Digital modulation schemes

[gregoost]

what are the advantages of higher level digital modulations schems (PSK, ASK, FSK) compared to the binary modulation schemes?????

 

[deepuj]

Higher modulation schemes give you more bits per symbol... and thus higher data rates!

But you need higher SNRs to reliably transfer higher modulation schemes (or BER will suffer).

 

[Lupin]

Does anyone have experience on modulation simmetry? I am performing a ToA measurement and somebody told me that the modulation simmetry plays a role in the error figure.. can anyone illuminate me?

Thanks in advance.

Lupin

 

[mpanilkumar]

Gregoost,
I think your question is about using larger number of constellation points in modulation. As mentioned by deepuj, higher order constellations require more snr for maintaining the same bit error rate as that obtained in binary signalling schemes. You could have binary signalling in PSK also, where the symbols are anti-podal ie, the 0 and 1 are 180 degrees out of phase with each other. This is Binary Phase Shift Keying. If we increase the number of constellations to 4, we get QPSK, but for the same BER, we would now require double the SNR (+3dB). Here the symbols would be 90 degrees apart.
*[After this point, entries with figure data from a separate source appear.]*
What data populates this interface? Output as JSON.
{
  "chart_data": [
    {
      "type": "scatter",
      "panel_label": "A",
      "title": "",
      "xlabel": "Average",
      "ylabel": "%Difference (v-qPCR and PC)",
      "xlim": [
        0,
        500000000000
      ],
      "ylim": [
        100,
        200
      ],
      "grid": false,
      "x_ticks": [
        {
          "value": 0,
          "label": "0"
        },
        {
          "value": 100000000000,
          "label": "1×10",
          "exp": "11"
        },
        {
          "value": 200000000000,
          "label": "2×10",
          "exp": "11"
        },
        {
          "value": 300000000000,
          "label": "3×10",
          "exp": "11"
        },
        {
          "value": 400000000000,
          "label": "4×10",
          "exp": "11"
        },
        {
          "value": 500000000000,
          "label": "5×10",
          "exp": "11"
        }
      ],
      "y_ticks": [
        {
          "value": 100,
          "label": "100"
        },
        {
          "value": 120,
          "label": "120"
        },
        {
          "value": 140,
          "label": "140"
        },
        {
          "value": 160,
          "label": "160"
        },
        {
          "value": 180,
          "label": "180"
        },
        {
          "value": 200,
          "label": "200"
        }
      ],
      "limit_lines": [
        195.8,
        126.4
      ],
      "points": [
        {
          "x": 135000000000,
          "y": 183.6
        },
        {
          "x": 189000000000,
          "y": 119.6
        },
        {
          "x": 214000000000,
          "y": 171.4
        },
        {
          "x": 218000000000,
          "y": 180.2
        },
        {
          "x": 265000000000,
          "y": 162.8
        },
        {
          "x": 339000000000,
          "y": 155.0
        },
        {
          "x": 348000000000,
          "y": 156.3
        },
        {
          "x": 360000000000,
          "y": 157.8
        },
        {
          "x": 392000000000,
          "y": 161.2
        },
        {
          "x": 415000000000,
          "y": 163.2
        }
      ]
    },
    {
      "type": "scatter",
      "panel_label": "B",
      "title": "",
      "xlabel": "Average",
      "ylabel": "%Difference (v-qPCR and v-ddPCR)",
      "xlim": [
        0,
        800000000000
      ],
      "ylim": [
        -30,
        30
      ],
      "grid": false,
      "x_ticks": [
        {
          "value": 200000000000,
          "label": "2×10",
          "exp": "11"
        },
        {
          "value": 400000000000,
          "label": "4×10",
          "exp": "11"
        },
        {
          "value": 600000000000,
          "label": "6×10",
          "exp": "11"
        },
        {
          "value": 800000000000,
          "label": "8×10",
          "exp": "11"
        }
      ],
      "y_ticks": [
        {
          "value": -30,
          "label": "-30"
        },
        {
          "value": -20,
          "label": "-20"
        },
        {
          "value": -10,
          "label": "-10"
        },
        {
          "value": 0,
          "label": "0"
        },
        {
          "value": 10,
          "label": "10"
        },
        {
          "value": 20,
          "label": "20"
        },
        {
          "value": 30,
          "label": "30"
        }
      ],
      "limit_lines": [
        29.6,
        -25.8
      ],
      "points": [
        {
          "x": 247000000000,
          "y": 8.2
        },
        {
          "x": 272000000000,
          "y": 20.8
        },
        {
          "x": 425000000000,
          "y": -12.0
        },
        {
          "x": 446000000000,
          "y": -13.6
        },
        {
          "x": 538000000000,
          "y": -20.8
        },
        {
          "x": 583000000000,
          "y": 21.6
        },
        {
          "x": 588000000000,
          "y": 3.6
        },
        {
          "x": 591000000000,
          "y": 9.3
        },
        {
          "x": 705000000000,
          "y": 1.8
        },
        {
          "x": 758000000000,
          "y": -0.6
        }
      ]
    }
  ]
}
In my experience, in very noisy channles such as HF radio, higher order constellations are difficult to demodulate. Further more, due to the poor group delay response characteristics of HF radio, adjacent symbols 'spread' and interfere with each other. In such cases, antipodal signalling gives the best results, even though the bit rate is low.

I guess it depends on the channel you intend to use the modem on. If the SNR is very good, you must go for higher order constellations, because it would improve the data transfer rate. If it is too noisy and non-linear, lower order constellations would be the only option.
Regards.

 

[permute]

what are the advantages of higher level digital modulations schems (PSK, ASK, FSK) compared to the binary modulation schemes?????
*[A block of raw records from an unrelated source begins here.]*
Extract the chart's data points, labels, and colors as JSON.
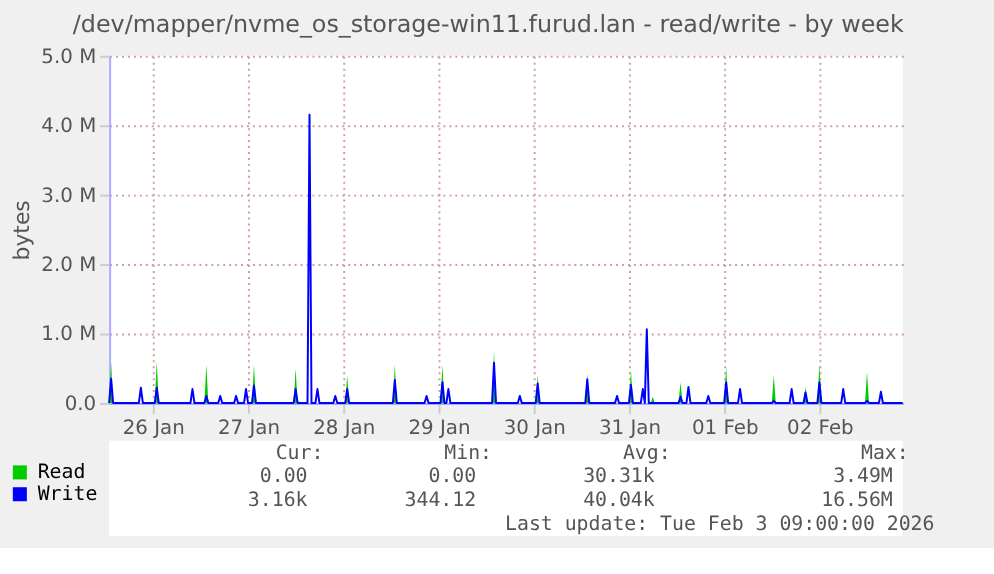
{
  "chart_data": {
    "type": "line",
    "title": "/dev/mapper/nvme_os_storage-win11.furud.lan - read/write - by week",
    "ylabel": "bytes",
    "x": [
      "2026-01-26T01:00",
      "2026-01-26T01:30",
      "2026-01-26T02:00",
      "2026-01-26T08:30",
      "2026-01-26T09:00",
      "2026-01-26T09:30",
      "2026-01-26T12:30",
      "2026-01-26T13:00",
      "2026-01-26T13:30",
      "2026-01-26T21:30",
      "2026-01-26T22:00",
      "2026-01-26T22:30",
      "2026-01-27T01:00",
      "2026-01-27T01:30",
      "2026-01-27T02:00",
      "2026-01-27T04:30",
      "2026-01-27T05:00",
      "2026-01-27T05:30",
      "2026-01-27T08:30",
      "2026-01-27T09:00",
      "2026-01-27T09:30",
      "2026-01-27T11:00",
      "2026-01-27T11:30",
      "2026-01-27T12:00",
      "2026-01-27T13:00",
      "2026-01-27T13:30",
      "2026-01-27T14:00",
      "2026-01-27T23:30",
      "2026-01-28T00:00",
      "2026-01-28T00:30",
      "2026-01-28T03:00",
      "2026-01-28T03:30",
      "2026-01-28T04:00",
      "2026-01-28T05:00",
      "2026-01-28T05:30",
      "2026-01-28T06:00",
      "2026-01-28T09:30",
      "2026-01-28T10:00",
      "2026-01-28T10:30",
      "2026-01-28T12:30",
      "2026-01-28T13:00",
      "2026-01-28T13:30",
      "2026-01-29T00:30",
      "2026-01-29T01:00",
      "2026-01-29T01:30",
      "2026-01-29T08:30",
      "2026-01-29T09:00",
      "2026-01-29T09:30",
      "2026-01-29T12:30",
      "2026-01-29T13:00",
      "2026-01-29T13:30",
      "2026-01-29T14:00",
      "2026-01-29T14:30",
      "2026-01-29T15:00",
      "2026-01-30T01:30",
      "2026-01-30T02:00",
      "2026-01-30T02:30",
      "2026-01-30T08:00",
      "2026-01-30T08:30",
      "2026-01-30T09:00",
      "2026-01-30T12:30",
      "2026-01-30T13:00",
      "2026-01-30T13:30",
      "2026-01-31T01:00",
      "2026-01-31T01:30",
      "2026-01-31T02:00",
      "2026-01-31T08:30",
      "2026-01-31T09:00",
      "2026-01-31T09:30",
      "2026-01-31T12:00",
      "2026-01-31T12:30",
      "2026-01-31T13:00",
      "2026-01-31T15:00",
      "2026-01-31T15:30",
      "2026-01-31T16:00",
      "2026-01-31T16:30",
      "2026-01-31T17:00",
      "2026-01-31T17:30",
      "2026-01-31T18:00",
      "2026-01-31T18:30",
      "2026-02-01T00:30",
      "2026-02-01T01:00",
      "2026-02-01T01:30",
      "2026-02-01T02:30",
      "2026-02-01T03:00",
      "2026-02-01T03:30",
      "2026-02-01T07:30",
      "2026-02-01T08:00",
      "2026-02-01T08:30",
      "2026-02-01T12:00",
      "2026-02-01T12:30",
      "2026-02-01T13:00",
      "2026-02-01T15:30",
      "2026-02-01T16:00",
      "2026-02-01T16:30",
      "2026-02-02T00:00",
      "2026-02-02T00:30",
      "2026-02-02T01:00",
      "2026-02-02T04:30",
      "2026-02-02T05:00",
      "2026-02-02T05:30",
      "2026-02-02T08:00",
      "2026-02-02T08:30",
      "2026-02-02T09:00",
      "2026-02-02T11:30",
      "2026-02-02T12:00",
      "2026-02-02T12:30",
      "2026-02-02T17:30",
      "2026-02-02T18:00",
      "2026-02-02T18:30",
      "2026-02-02T23:30",
      "2026-02-03T00:00",
      "2026-02-03T00:30",
      "2026-02-03T03:00",
      "2026-02-03T03:30",
      "2026-02-03T04:00",
      "2026-02-03T09:00"
    ],
    "series": [
      {
        "name": "Read",
        "type": "area",
        "color": "#00cc00",
        "values": [
          0,
          580000,
          0,
          0,
          0,
          0,
          0,
          600000,
          0,
          0,
          0,
          0,
          0,
          550000,
          0,
          0,
          0,
          0,
          0,
          0,
          0,
          0,
          0,
          0,
          0,
          550000,
          0,
          0,
          500000,
          0,
          0,
          0,
          0,
          0,
          0,
          0,
          0,
          0,
          0,
          0,
          400000,
          0,
          0,
          550000,
          0,
          0,
          0,
          0,
          0,
          550000,
          0,
          0,
          0,
          0,
          0,
          750000,
          0,
          0,
          0,
          0,
          0,
          400000,
          0,
          0,
          420000,
          0,
          0,
          0,
          0,
          0,
          470000,
          0,
          0,
          0,
          0,
          0,
          0,
          0,
          90000,
          0,
          0,
          300000,
          0,
          0,
          0,
          0,
          0,
          0,
          0,
          0,
          520000,
          0,
          0,
          0,
          0,
          0,
          400000,
          0,
          0,
          0,
          0,
          0,
          230000,
          0,
          0,
          560000,
          0,
          0,
          0,
          0,
          0,
          450000,
          0,
          0,
          0,
          0,
          0
        ]
      },
      {
        "name": "Write",
        "color": "#0000ff",
        "values": [
          0,
          350000,
          0,
          0,
          220000,
          0,
          0,
          220000,
          0,
          0,
          200000,
          0,
          0,
          100000,
          0,
          0,
          100000,
          0,
          0,
          100000,
          0,
          0,
          200000,
          0,
          0,
          250000,
          0,
          0,
          200000,
          0,
          0,
          4150000,
          0,
          0,
          200000,
          0,
          0,
          100000,
          0,
          0,
          200000,
          0,
          0,
          330000,
          0,
          0,
          100000,
          0,
          0,
          300000,
          0,
          0,
          200000,
          0,
          0,
          580000,
          0,
          0,
          100000,
          0,
          0,
          280000,
          0,
          0,
          340000,
          0,
          0,
          100000,
          0,
          0,
          260000,
          0,
          0,
          200000,
          0,
          1060000,
          0,
          0,
          0,
          0,
          0,
          90000,
          0,
          0,
          230000,
          0,
          0,
          100000,
          0,
          0,
          300000,
          0,
          0,
          200000,
          0,
          0,
          30000,
          0,
          0,
          200000,
          0,
          0,
          150000,
          0,
          0,
          300000,
          0,
          0,
          200000,
          0,
          0,
          30000,
          0,
          0,
          160000,
          0,
          0
        ]
      }
    ],
    "xlim": [
      "2026-01-26T01:00",
      "2026-02-03T09:00"
    ],
    "xticks": [
      {
        "value": "2026-01-26T12:00",
        "label": "26 Jan"
      },
      {
        "value": "2026-01-27T12:00",
        "label": "27 Jan"
      },
      {
        "value": "2026-01-28T12:00",
        "label": "28 Jan"
      },
      {
        "value": "2026-01-29T12:00",
        "label": "29 Jan"
      },
      {
        "value": "2026-01-30T12:00",
        "label": "30 Jan"
      },
      {
        "value": "2026-01-31T12:00",
        "label": "31 Jan"
      },
      {
        "value": "2026-02-01T12:00",
        "label": "01 Feb"
      },
      {
        "value": "2026-02-02T12:00",
        "label": "02 Feb"
      }
    ],
    "ylim": [
      0,
      5000000
    ],
    "yticks": [
      {
        "value": 0,
        "label": "0.0"
      },
      {
        "value": 1000000,
        "label": "1.0 M"
      },
      {
        "value": 2000000,
        "label": "2.0 M"
      },
      {
        "value": 3000000,
        "label": "3.0 M"
      },
      {
        "value": 4000000,
        "label": "4.0 M"
      },
      {
        "value": 5000000,
        "label": "5.0 M"
      }
    ],
    "grid": true,
    "legend": "bottom left",
    "annotations": [
      "Cur:",
      "Min:",
      "Avg:",
      "Max:",
      "0.00",
      "0.00",
      "30.31k",
      "3.49M",
      "3.16k",
      "344.12",
      "40.04k",
      "16.56M",
      "Last update: Tue Feb  3 09:00:00 2026"
    ]
  }
}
there are two problems. I suspect the main answer is that modulation moves the data up to higher frequencies. for wireless transmission, higher frequencies mean short wavelengths and small antannas. for infrared, it means less noise from ambient lighting sources. and in some cases, AC-coupling is done, which makes basic 2-level signalling difficult if long runs of 1's or 0's can be had.

beyond this, you have the issue of PAM vs QAM vs the equivalents in FSK/ASK, and PSK (QPSK/8PSK). eg, for QPSK, 2 bits are sent at a time. this is similar to 4-level signalling (PAM). similar things can be done for ASK/FSK. if the noise is low, then you can get lots of levels. QAM is a good way of spreading the different "constellation points" out.

the result of this is to give more than 1 bit/hz, and thus if you only have 1MHz of bandwidth, you can get more than 1Mbps.